İsrailli Bakan ayrıca Bahreyn’deki ABD Donanması Beşinci Filosu’nun karargâhını da ziyaret etti. Söz konusu ziyaret İran ile bölgede son zamanlarda artan gerginliğin ortasında gerçekleşti. Nitekim İran Dışişleri Bakanlığı Sözcüsü Said Hatipzade de bir açıklama yaparak İsrail Dışişleri Bakanı’nın Bahreyn gezisini kınadı. İsrail’in savunmasız Filistinlilere karşı insanlık suçu işlediğini ifade eden Hatipzade Bahreyn yöneticilerini İsrail’in bu suçlarını görmezden gelmekle suçladı. İsrailli bakanın gezisinin Körfez ülkesi yöneticilerinin üzerinde kara bir leke olduğunu ve bu lekenin hiçbir zaman temizlenemeyeceğini belirtti.[71]

KUZEY AFRİKA GÜNDEMİ
Mısır

MBC Mısır televizyon kanalında Amr Edib'in programına telefonla bağlanan Şukri, Türkiye ve Mısır Dışişleri Bakanlığı yetkililerinin ikinci tur görüşmelerine ilişkin açıklamalarda bulunmuştur. Türkiye ve Mısır arasındaki ilişkilerin gelişme kaydettiğini belirten Şukri, "devam etmesini umduğumuz gelişmeler var" demiştir. Şukri, Türkiye ve Mısır arasındaki istikşafi istişarelerin ikinci turunda ikili ilişkiler ve bölgesel meselelerin ele alındığını ve bir değerlendirme yapıldığını kaydetmiştir.[72]

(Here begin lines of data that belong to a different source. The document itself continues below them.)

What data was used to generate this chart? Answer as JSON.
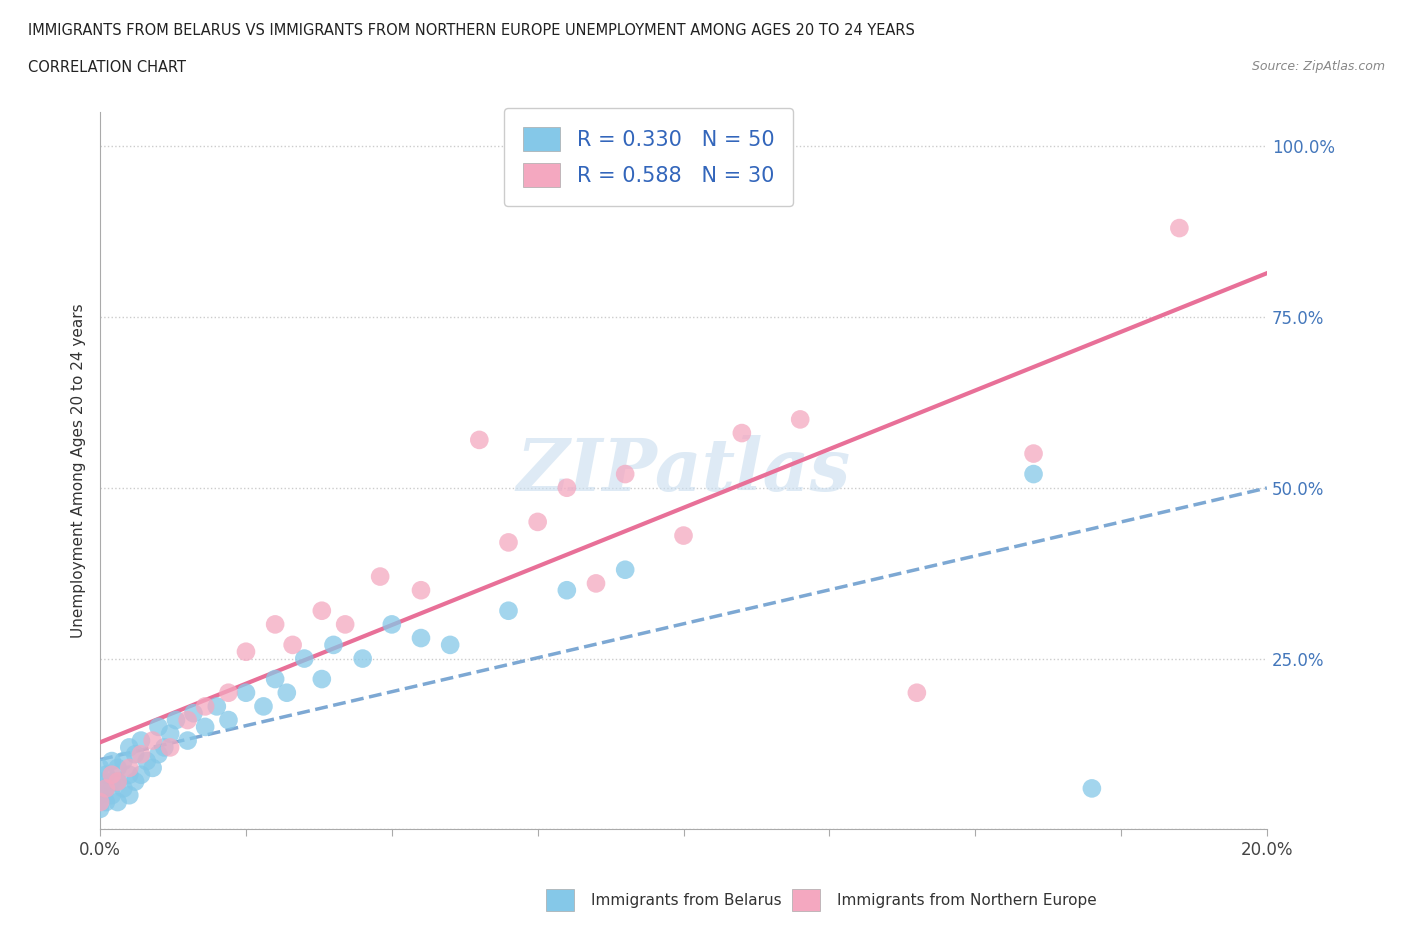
{
  "title_line1": "IMMIGRANTS FROM BELARUS VS IMMIGRANTS FROM NORTHERN EUROPE UNEMPLOYMENT AMONG AGES 20 TO 24 YEARS",
  "title_line2": "CORRELATION CHART",
  "source_text": "Source: ZipAtlas.com",
  "ylabel": "Unemployment Among Ages 20 to 24 years",
  "xlim": [
    0.0,
    0.2
  ],
  "ylim": [
    0.0,
    1.05
  ],
  "xtick_pos": [
    0.0,
    0.025,
    0.05,
    0.075,
    0.1,
    0.125,
    0.15,
    0.175,
    0.2
  ],
  "xtick_labels": [
    "0.0%",
    "",
    "",
    "",
    "",
    "",
    "",
    "",
    "20.0%"
  ],
  "ytick_pos": [
    0.0,
    0.25,
    0.5,
    0.75,
    1.0
  ],
  "ytick_labels": [
    "",
    "25.0%",
    "50.0%",
    "75.0%",
    "100.0%"
  ],
  "R_belarus": 0.33,
  "N_belarus": 50,
  "R_northern": 0.588,
  "N_northern": 30,
  "color_belarus": "#85C8E8",
  "color_northern": "#F4A8C0",
  "color_trendline_belarus": "#6699CC",
  "color_trendline_northern": "#E87098",
  "legend_label_belarus": "Immigrants from Belarus",
  "legend_label_northern": "Immigrants from Northern Europe",
  "belarus_x": [
    0.0,
    0.0,
    0.0,
    0.0,
    0.001,
    0.001,
    0.001,
    0.002,
    0.002,
    0.002,
    0.003,
    0.003,
    0.003,
    0.004,
    0.004,
    0.005,
    0.005,
    0.005,
    0.006,
    0.006,
    0.007,
    0.007,
    0.008,
    0.009,
    0.01,
    0.01,
    0.011,
    0.012,
    0.013,
    0.015,
    0.016,
    0.018,
    0.02,
    0.022,
    0.025,
    0.028,
    0.03,
    0.032,
    0.035,
    0.038,
    0.04,
    0.045,
    0.05,
    0.055,
    0.06,
    0.07,
    0.08,
    0.09,
    0.16,
    0.17
  ],
  "belarus_y": [
    0.03,
    0.05,
    0.07,
    0.09,
    0.04,
    0.06,
    0.08,
    0.05,
    0.07,
    0.1,
    0.04,
    0.07,
    0.09,
    0.06,
    0.1,
    0.05,
    0.08,
    0.12,
    0.07,
    0.11,
    0.08,
    0.13,
    0.1,
    0.09,
    0.11,
    0.15,
    0.12,
    0.14,
    0.16,
    0.13,
    0.17,
    0.15,
    0.18,
    0.16,
    0.2,
    0.18,
    0.22,
    0.2,
    0.25,
    0.22,
    0.27,
    0.25,
    0.3,
    0.28,
    0.27,
    0.32,
    0.35,
    0.38,
    0.52,
    0.06
  ],
  "northern_x": [
    0.0,
    0.001,
    0.002,
    0.003,
    0.005,
    0.007,
    0.009,
    0.012,
    0.015,
    0.018,
    0.022,
    0.025,
    0.03,
    0.033,
    0.038,
    0.042,
    0.048,
    0.055,
    0.065,
    0.07,
    0.075,
    0.08,
    0.085,
    0.09,
    0.1,
    0.11,
    0.12,
    0.14,
    0.16,
    0.185
  ],
  "northern_y": [
    0.04,
    0.06,
    0.08,
    0.07,
    0.09,
    0.11,
    0.13,
    0.12,
    0.16,
    0.18,
    0.2,
    0.26,
    0.3,
    0.27,
    0.32,
    0.3,
    0.37,
    0.35,
    0.57,
    0.42,
    0.45,
    0.5,
    0.36,
    0.52,
    0.43,
    0.58,
    0.6,
    0.2,
    0.55,
    0.88
  ],
  "trendline_x_start": 0.0,
  "trendline_x_end": 0.2
}
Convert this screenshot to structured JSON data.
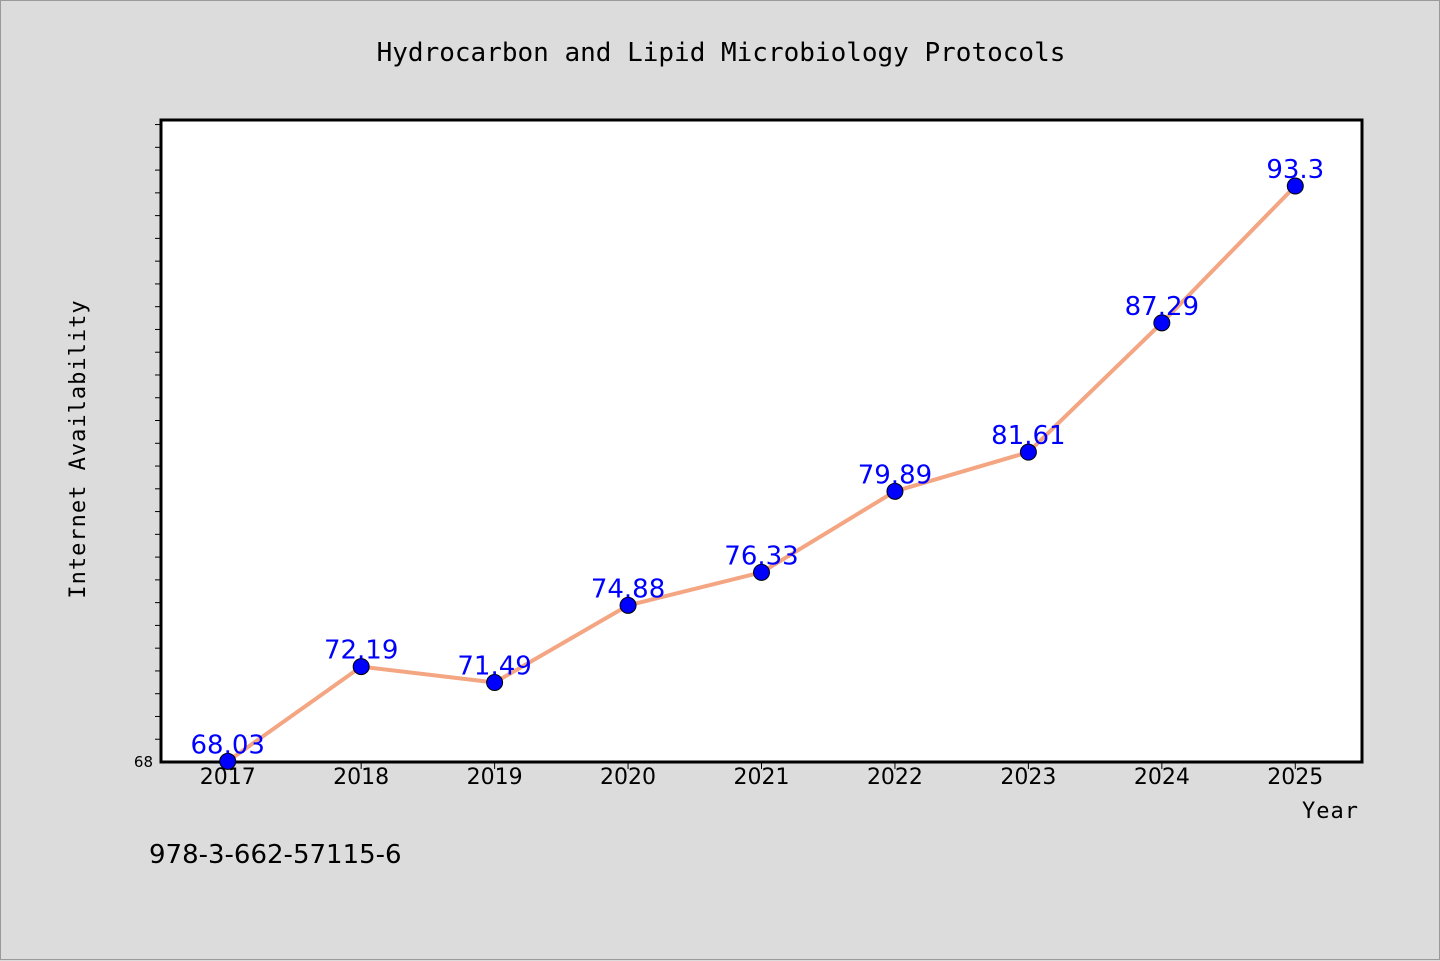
{
  "chart_data": {
    "type": "line",
    "title": "Hydrocarbon and Lipid Microbiology Protocols",
    "xlabel": "Year",
    "ylabel": "Internet Availability",
    "categories": [
      "2017",
      "2018",
      "2019",
      "2020",
      "2021",
      "2022",
      "2023",
      "2024",
      "2025"
    ],
    "series": [
      {
        "values": [
          68.03,
          72.19,
          71.49,
          74.88,
          76.33,
          79.89,
          81.61,
          87.29,
          93.3
        ],
        "data_labels": [
          "68.03",
          "72.19",
          "71.49",
          "74.88",
          "76.33",
          "79.89",
          "81.61",
          "87.29",
          "93.3"
        ],
        "line_color": "#f4a582",
        "marker_color": "#0000ff"
      }
    ],
    "y_tick_labels": [
      "68"
    ],
    "ylim": [
      68,
      96.2
    ],
    "x_range": [
      2016.5,
      2025.5
    ],
    "grid": false,
    "plot_background": "#ffffff",
    "page_background": "#dcdcdc"
  },
  "footnote": "978-3-662-57115-6"
}
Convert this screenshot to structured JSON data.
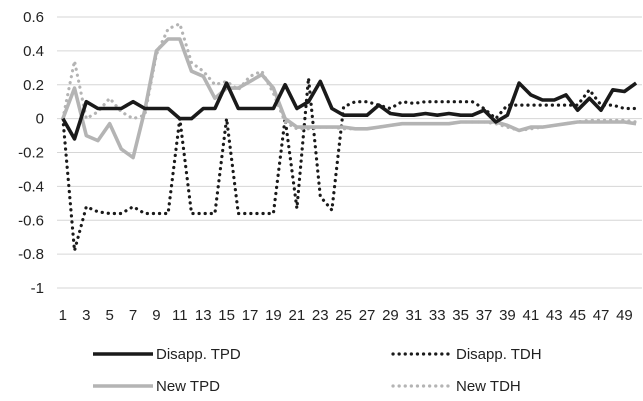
{
  "chart_data": {
    "type": "line",
    "title": "",
    "xlabel": "",
    "ylabel": "",
    "x": [
      1,
      2,
      3,
      4,
      5,
      6,
      7,
      8,
      9,
      10,
      11,
      12,
      13,
      14,
      15,
      16,
      17,
      18,
      19,
      20,
      21,
      22,
      23,
      24,
      25,
      26,
      27,
      28,
      29,
      30,
      31,
      32,
      33,
      34,
      35,
      36,
      37,
      38,
      39,
      40,
      41,
      42,
      43,
      44,
      45,
      46,
      47,
      48,
      49,
      50
    ],
    "x_tick_labels": [
      "1",
      "3",
      "5",
      "7",
      "9",
      "11",
      "13",
      "15",
      "17",
      "19",
      "21",
      "23",
      "25",
      "27",
      "29",
      "31",
      "33",
      "35",
      "37",
      "39",
      "41",
      "43",
      "45",
      "47",
      "49"
    ],
    "ylim": [
      -1,
      0.6
    ],
    "y_ticks": [
      0.6,
      0.4,
      0.2,
      0,
      -0.2,
      -0.4,
      -0.6,
      -0.8,
      -1
    ],
    "y_tick_labels": [
      "0.6",
      "0.4",
      "0.2",
      "0",
      "-0.2",
      "-0.4",
      "-0.6",
      "-0.8",
      "-1"
    ],
    "grid": "horizontal",
    "legend_position": "bottom",
    "series": [
      {
        "name": "Disapp. TPD",
        "color": "#1a1a1a",
        "style": "solid",
        "values": [
          0,
          -0.12,
          0.1,
          0.06,
          0.06,
          0.06,
          0.1,
          0.06,
          0.06,
          0.06,
          0,
          0,
          0.06,
          0.06,
          0.21,
          0.06,
          0.06,
          0.06,
          0.06,
          0.2,
          0.06,
          0.1,
          0.22,
          0.06,
          0.02,
          0.02,
          0.02,
          0.08,
          0.03,
          0.02,
          0.02,
          0.03,
          0.02,
          0.03,
          0.02,
          0.02,
          0.05,
          -0.02,
          0.02,
          0.21,
          0.14,
          0.11,
          0.11,
          0.14,
          0.05,
          0.12,
          0.05,
          0.17,
          0.16,
          0.21
        ]
      },
      {
        "name": "Disapp. TDH",
        "color": "#1a1a1a",
        "style": "dotted",
        "values": [
          0,
          -0.78,
          -0.52,
          -0.55,
          -0.56,
          -0.56,
          -0.52,
          -0.56,
          -0.56,
          -0.56,
          0,
          -0.56,
          -0.56,
          -0.56,
          0,
          -0.56,
          -0.56,
          -0.56,
          -0.56,
          0,
          -0.53,
          0.24,
          -0.46,
          -0.54,
          0.07,
          0.1,
          0.1,
          0.08,
          0.06,
          0.1,
          0.09,
          0.1,
          0.1,
          0.1,
          0.1,
          0.1,
          0.06,
          0,
          0.08,
          0.08,
          0.08,
          0.08,
          0.08,
          0.08,
          0.08,
          0.17,
          0.08,
          0.08,
          0.06,
          0.06
        ]
      },
      {
        "name": "New TPD",
        "color": "#b4b4b4",
        "style": "solid",
        "values": [
          0,
          0.18,
          -0.1,
          -0.13,
          -0.03,
          -0.18,
          -0.23,
          0.05,
          0.4,
          0.47,
          0.47,
          0.28,
          0.25,
          0.12,
          0.18,
          0.18,
          0.22,
          0.26,
          0.18,
          0,
          -0.05,
          -0.05,
          -0.05,
          -0.05,
          -0.05,
          -0.06,
          -0.06,
          -0.05,
          -0.04,
          -0.03,
          -0.03,
          -0.03,
          -0.03,
          -0.03,
          -0.02,
          -0.02,
          -0.02,
          -0.02,
          -0.04,
          -0.07,
          -0.05,
          -0.05,
          -0.04,
          -0.03,
          -0.02,
          -0.02,
          -0.02,
          -0.02,
          -0.02,
          -0.03
        ]
      },
      {
        "name": "New TDH",
        "color": "#b4b4b4",
        "style": "dotted",
        "values": [
          0,
          0.34,
          0,
          0.04,
          0.12,
          0.04,
          0,
          0.02,
          0.38,
          0.53,
          0.56,
          0.33,
          0.28,
          0.2,
          0.22,
          0.17,
          0.25,
          0.28,
          0.15,
          -0.02,
          -0.06,
          -0.06,
          -0.05,
          -0.05,
          -0.06,
          -0.06,
          -0.06,
          -0.05,
          -0.04,
          -0.03,
          -0.03,
          -0.03,
          -0.03,
          -0.03,
          -0.02,
          -0.02,
          -0.02,
          -0.03,
          -0.05,
          -0.07,
          -0.06,
          -0.05,
          -0.04,
          -0.03,
          -0.02,
          -0.01,
          -0.01,
          -0.01,
          -0.01,
          -0.02
        ]
      }
    ]
  }
}
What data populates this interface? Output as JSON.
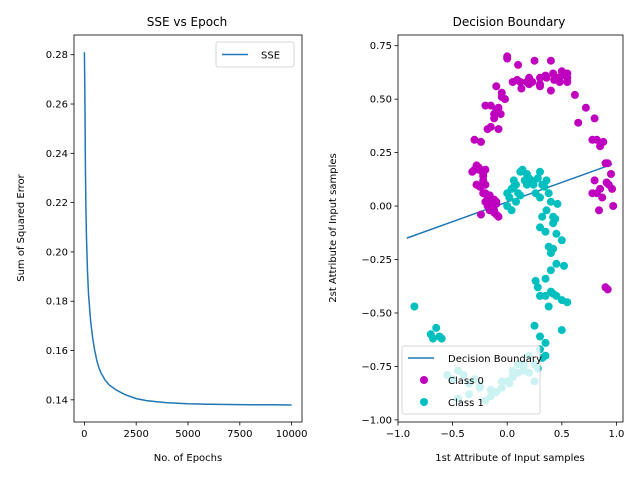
{
  "chart_data": [
    {
      "type": "line",
      "title": "SSE vs Epoch",
      "xlabel": "No. of Epochs",
      "ylabel": "Sum of Squared Error",
      "xlim": [
        -500,
        10500
      ],
      "ylim": [
        0.131,
        0.288
      ],
      "xticks": [
        0,
        2500,
        5000,
        7500,
        10000
      ],
      "yticks": [
        0.14,
        0.16,
        0.18,
        0.2,
        0.22,
        0.24,
        0.26,
        0.28
      ],
      "ytick_labels": [
        "0.14",
        "0.16",
        "0.18",
        "0.20",
        "0.22",
        "0.24",
        "0.26",
        "0.28"
      ],
      "legend_position": "top-right",
      "series": [
        {
          "name": "SSE",
          "color": "#1f77b4",
          "x": [
            0,
            25,
            50,
            75,
            100,
            150,
            200,
            300,
            400,
            500,
            600,
            700,
            800,
            1000,
            1200,
            1500,
            1800,
            2000,
            2500,
            3000,
            3500,
            4000,
            5000,
            6000,
            7000,
            8000,
            9000,
            10000
          ],
          "y": [
            0.281,
            0.262,
            0.235,
            0.218,
            0.207,
            0.192,
            0.183,
            0.172,
            0.165,
            0.16,
            0.156,
            0.153,
            0.151,
            0.148,
            0.146,
            0.1442,
            0.1428,
            0.142,
            0.1405,
            0.1397,
            0.1392,
            0.1388,
            0.1384,
            0.1382,
            0.1381,
            0.138,
            0.138,
            0.1379
          ]
        }
      ]
    },
    {
      "type": "scatter",
      "title": "Decision Boundary",
      "xlabel": "1st Attribute of Input samples",
      "ylabel": "2st Attribute of Input samples",
      "xlim": [
        -1.0,
        1.06
      ],
      "ylim": [
        -1.01,
        0.8
      ],
      "xticks": [
        -1.0,
        -0.5,
        0.0,
        0.5,
        1.0
      ],
      "xtick_labels": [
        "−1.0",
        "−0.5",
        "0.0",
        "0.5",
        "1.0"
      ],
      "yticks": [
        -1.0,
        -0.75,
        -0.5,
        -0.25,
        0.0,
        0.25,
        0.5,
        0.75
      ],
      "ytick_labels": [
        "−1.00",
        "−0.75",
        "−0.50",
        "−0.25",
        "0.00",
        "0.25",
        "0.50",
        "0.75"
      ],
      "legend_position": "bottom-left",
      "boundary": {
        "name": "Decision Boundary",
        "color": "#1f77b4",
        "x": [
          -0.92,
          0.96
        ],
        "y": [
          -0.15,
          0.195
        ]
      },
      "series": [
        {
          "name": "Class 0",
          "color": "#bf00bf",
          "x": [
            0.0,
            0.09,
            0.13,
            0.2,
            0.25,
            0.3,
            0.35,
            0.4,
            0.45,
            0.5,
            0.55,
            0.0,
            0.1,
            0.2,
            0.3,
            0.4,
            0.5,
            0.55,
            -0.1,
            -0.05,
            -0.15,
            -0.2,
            -0.12,
            -0.08,
            -0.05,
            -0.02,
            0.05,
            0.12,
            0.18,
            0.23,
            0.3,
            0.36,
            0.42,
            0.48,
            0.43,
            0.55,
            0.62,
            0.65,
            0.72,
            0.78,
            0.8,
            0.82,
            0.85,
            0.88,
            0.9,
            0.92,
            0.95,
            0.96,
            0.97,
            0.9,
            0.92,
            0.91,
            0.93,
            0.84,
            -0.3,
            -0.32,
            -0.28,
            -0.25,
            -0.22,
            -0.2,
            -0.18,
            -0.15,
            -0.12,
            -0.1,
            -0.08,
            -0.06,
            -0.3,
            -0.28,
            -0.26,
            -0.24,
            -0.22,
            -0.2,
            -0.18,
            -0.16,
            -0.14,
            -0.12,
            -0.1,
            -0.24,
            -0.2,
            -0.16,
            -0.12,
            -0.1,
            -0.08,
            -0.24,
            -0.28,
            -0.22,
            -0.26,
            -0.18,
            -0.15,
            -0.2,
            -0.22,
            -0.16,
            -0.12,
            -0.1,
            0.85,
            0.87,
            0.8,
            0.78,
            0.82
          ],
          "y": [
            0.7,
            0.59,
            0.55,
            0.6,
            0.68,
            0.6,
            0.61,
            0.68,
            0.6,
            0.61,
            0.58,
            0.69,
            0.66,
            0.57,
            0.57,
            0.54,
            0.63,
            0.62,
            0.56,
            0.51,
            0.47,
            0.47,
            0.43,
            0.46,
            0.53,
            0.5,
            0.58,
            0.58,
            0.58,
            0.58,
            0.56,
            0.6,
            0.62,
            0.58,
            0.59,
            0.6,
            0.52,
            0.39,
            0.46,
            0.31,
            0.41,
            0.31,
            0.28,
            0.3,
            0.2,
            0.2,
            0.15,
            0.08,
            0.0,
            -0.38,
            -0.39,
            0.11,
            0.1,
            -0.02,
            0.31,
            0.16,
            0.1,
            0.09,
            0.15,
            0.17,
            0.36,
            0.37,
            0.41,
            0.45,
            0.36,
            0.43,
            0.17,
            0.19,
            0.18,
            0.09,
            0.06,
            0.02,
            0.0,
            -0.02,
            0.03,
            -0.02,
            0.02,
            0.3,
            0.06,
            0.05,
            0.03,
            -0.04,
            -0.05,
            -0.04,
            0.1,
            0.14,
            0.17,
            0.04,
            0.02,
            0.1,
            0.12,
            0.01,
            -0.03,
            0.01,
            0.08,
            0.04,
            0.12,
            0.06,
            0.06
          ]
        },
        {
          "name": "Class 1",
          "color": "#00bfbf",
          "x": [
            0.0,
            0.02,
            0.04,
            0.06,
            0.08,
            0.1,
            0.12,
            0.14,
            0.16,
            0.18,
            0.2,
            0.22,
            0.24,
            0.26,
            0.28,
            0.3,
            0.32,
            0.34,
            0.36,
            0.38,
            0.4,
            0.42,
            0.44,
            0.46,
            0.3,
            0.35,
            0.4,
            0.42,
            0.45,
            0.5,
            0.55,
            0.52,
            0.5,
            0.45,
            0.42,
            0.4,
            0.38,
            0.35,
            0.32,
            0.3,
            0.28,
            0.26,
            0.35,
            0.4,
            0.45,
            0.5,
            0.38,
            0.35,
            0.3,
            0.25,
            0.2,
            0.15,
            0.1,
            0.05,
            0.0,
            0.3,
            0.28,
            0.32,
            0.25,
            0.2,
            0.15,
            0.1,
            0.05,
            0.02,
            -0.05,
            -0.1,
            -0.15,
            -0.2,
            -0.25,
            -0.3,
            -0.35,
            -0.4,
            -0.45,
            -0.5,
            -0.55,
            -0.6,
            -0.65,
            -0.7,
            -0.68,
            -0.62,
            -0.85,
            -0.45,
            -0.35,
            -0.25,
            -0.15,
            -0.05,
            0.05,
            0.15,
            0.25,
            0.35,
            0.12,
            0.08,
            0.04,
            0.02,
            0.0,
            0.06,
            0.18,
            0.24,
            0.3,
            0.36,
            0.42
          ],
          "y": [
            0.0,
            0.04,
            0.08,
            0.12,
            0.1,
            0.06,
            0.16,
            0.17,
            0.12,
            0.1,
            0.13,
            0.12,
            0.11,
            0.06,
            0.13,
            0.16,
            0.1,
            0.09,
            0.12,
            0.06,
            0.02,
            -0.05,
            -0.06,
            0.01,
            -0.42,
            -0.42,
            -0.4,
            -0.41,
            -0.42,
            -0.44,
            -0.45,
            -0.28,
            -0.16,
            -0.13,
            -0.2,
            -0.22,
            -0.19,
            -0.12,
            -0.05,
            -0.1,
            -0.38,
            -0.35,
            -0.34,
            -0.3,
            -0.27,
            -0.58,
            -0.47,
            -0.64,
            -0.61,
            -0.56,
            -0.7,
            -0.75,
            -0.74,
            -0.79,
            -0.82,
            -0.67,
            -0.76,
            -0.71,
            -0.82,
            -0.78,
            -0.74,
            -0.78,
            -0.77,
            -0.83,
            -0.85,
            -0.87,
            -0.89,
            -0.91,
            -0.85,
            -0.81,
            -0.83,
            -0.79,
            -0.77,
            -0.81,
            -0.79,
            -0.62,
            -0.57,
            -0.6,
            -0.62,
            -0.61,
            -0.47,
            -0.9,
            -0.88,
            -0.84,
            -0.86,
            -0.82,
            -0.8,
            -0.77,
            -0.74,
            -0.7,
            0.05,
            0.02,
            -0.02,
            0.04,
            0.06,
            0.09,
            0.15,
            0.1,
            0.04,
            -0.02,
            -0.08
          ]
        }
      ]
    }
  ]
}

Libya'nın başkenti Trablus ile Mısır'ın başkenti Kahire arasındaki sivil uçuşlar, 7 yıl aradan sonra yeniden başlamıştır. Trablus'un Mitiga Havaalanı yönetiminden yapılan yazılı açıklamada, Libya devletine ait Afriqiyah Airways uçağının 7 yıl sonra Kahire Havaalanı’na doğru yola çıktığı duyuruldu. İki ülke arasındaki sivil hava taşımacılığının, iki ayrı Libyalı hava yolu firması ile yapılacağı belirtilmiştir. Trablus'tan Mısır'ın İskenderiye kentine uçuşlar bulunurken, başkent Kahire seferleri ise Mısır makamlarının "güvenlik koşullarını" gerekçe göstermesi nedeniyle yapılamamaktaydı. Libya'da 2014 yılından bu yana şiddetlenen iç savaş ve siyasi krizler nedeniyle çok sayıda büyükelçilik ve yabancı misyon bu ülkedeki faaliyetlerini durdururken, uluslararası uçuşlar da tamamen durma noktasına gelmişti.[73]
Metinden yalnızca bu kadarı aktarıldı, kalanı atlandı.